In the 2013 election, people rejected the religious, nationalist and federalist parties in favour of PTI’s ‘Naya Pakistan’. The party has caused a major dent in the vote-banks of ANP, PPP and JUI-F, which have virtually been reduced to nothing. All hopes of JUI-F were dashed to the ground as it expected to cash in on the disillusionment with ANP.
The PTI challenge
PTI’s win deprived the K-P Assembly of its veteran faces introducing a new breed of politicians. Living up to its name, ‘tsunami’ swept away most powerbrokers and influential politicians of the province.

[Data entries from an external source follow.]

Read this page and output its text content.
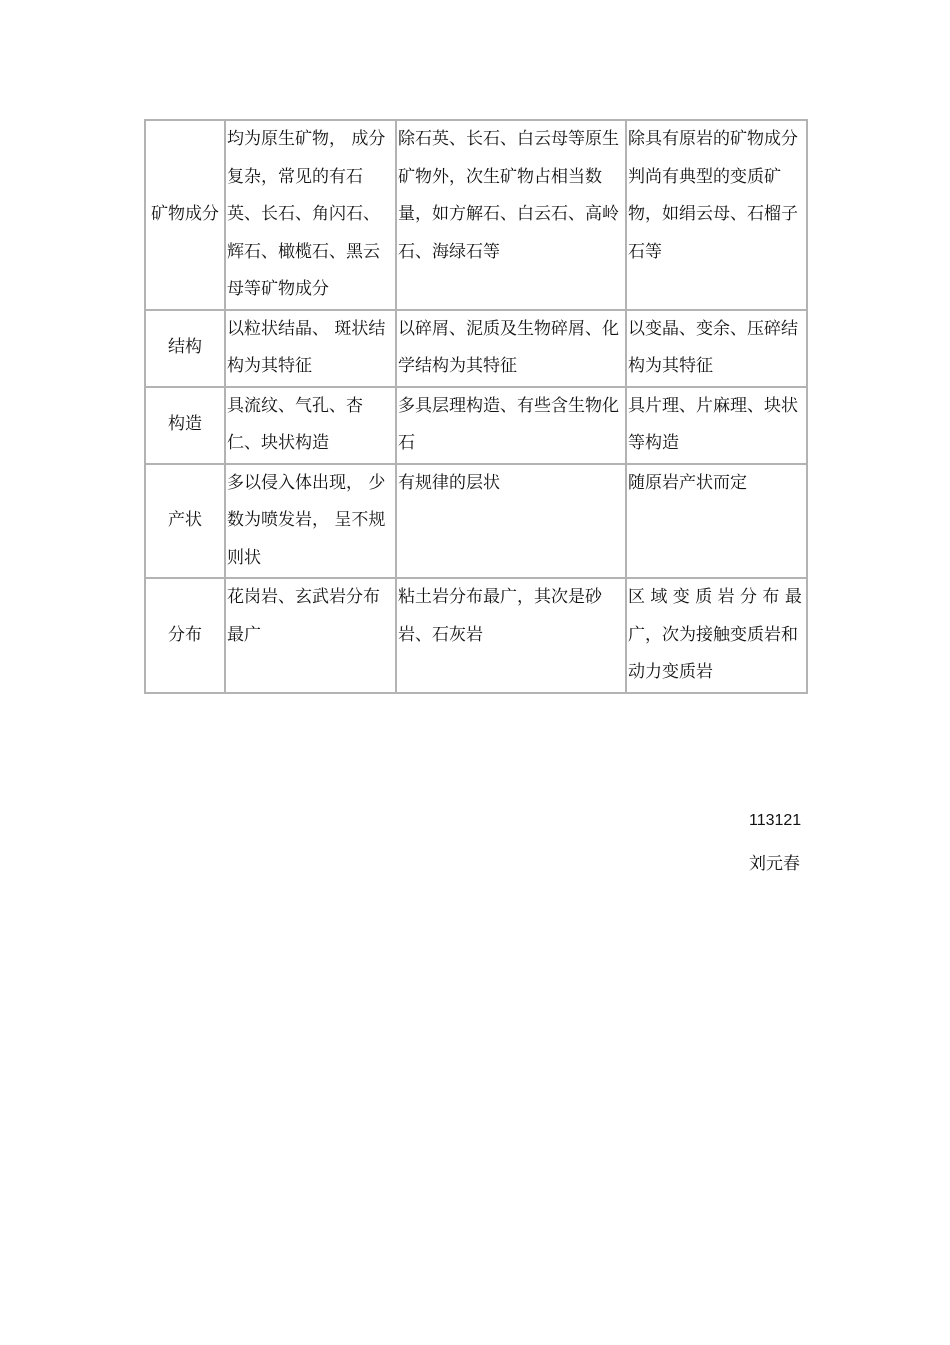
矿物成分	均为原生矿物， 成分复杂，常见的有石英、长石、角闪石、辉石、橄榄石、黑云母等矿物成分	除石英、长石、白云母等原生矿物外，次生矿物占相当数量，如方解石、白云石、高岭石、海绿石等	除具有原岩的矿物成分判尚有典型的变质矿物，如绢云母、石榴子石等

结构	以粒状结晶、 斑状结构为其特征	以碎屑、泥质及生物碎屑、化学结构为其特征	以变晶、变余、压碎结构为其特征

构造	具流纹、气孔、杏仁、块状构造	多具层理构造、有些含生物化石	具片理、片麻理、块状等构造

产状	多以侵入体出现， 少数为喷发岩， 呈不规则状	有规律的层状	随原岩产状而定

分布	花岗岩、玄武岩分布最广	粘土岩分布最广，其次是砂岩、石灰岩	区 域 变 质 岩 分 布 最广，次为接触变质岩和动力变质岩
113121
刘元春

Confident candidates like PPP’s former president Syed Zahir Shah, Mian Iftikhar Hussain, Pir Sabir Shah, Anwar Saifullah, Syed Aqil Shah, the Bilour family, Kiramatullah Chagarmati, Javed Abbasi and almost all lawmakers in the previous assembly were ousted. Some of these politicians had their eyes set on the provincial top slot.
The first task ahead is formation of a coalition government.
PTI needs 63 seats in the provincial assembly to form the government. Presently, it is leading the race with 34 seats. The party is also all set to have at least eight reserved seats in the 124-memmber house. It can also pin its hope on 10 independents who traditionally join the winning party.
Together with the independents and reserved seats, PTI will manage to cross the 50-seat mark. The party can then also look forward to forming a coalition with Jamaat Islami and Qaumi Watan Party in the province. The coalition will have to face a tough opposition which will comprise all the mainstream political parties.
If PTI manages to form the government, it will have to live up to its election promises. Foremost of which will be restoring peace in the province plagued by militant violence. Other major challenges will be provincial economy, infrastructure, development, corruption in the province.
In a nutshell, if any lesson one can learn from this victory is that the K-P people are averse to doctrines, rhetoric and empty promises. They want their representatives to deliver and, if they fail to deliver, they are rejected in the next elections.
Published in The Express Tribune, May 13th, 2013.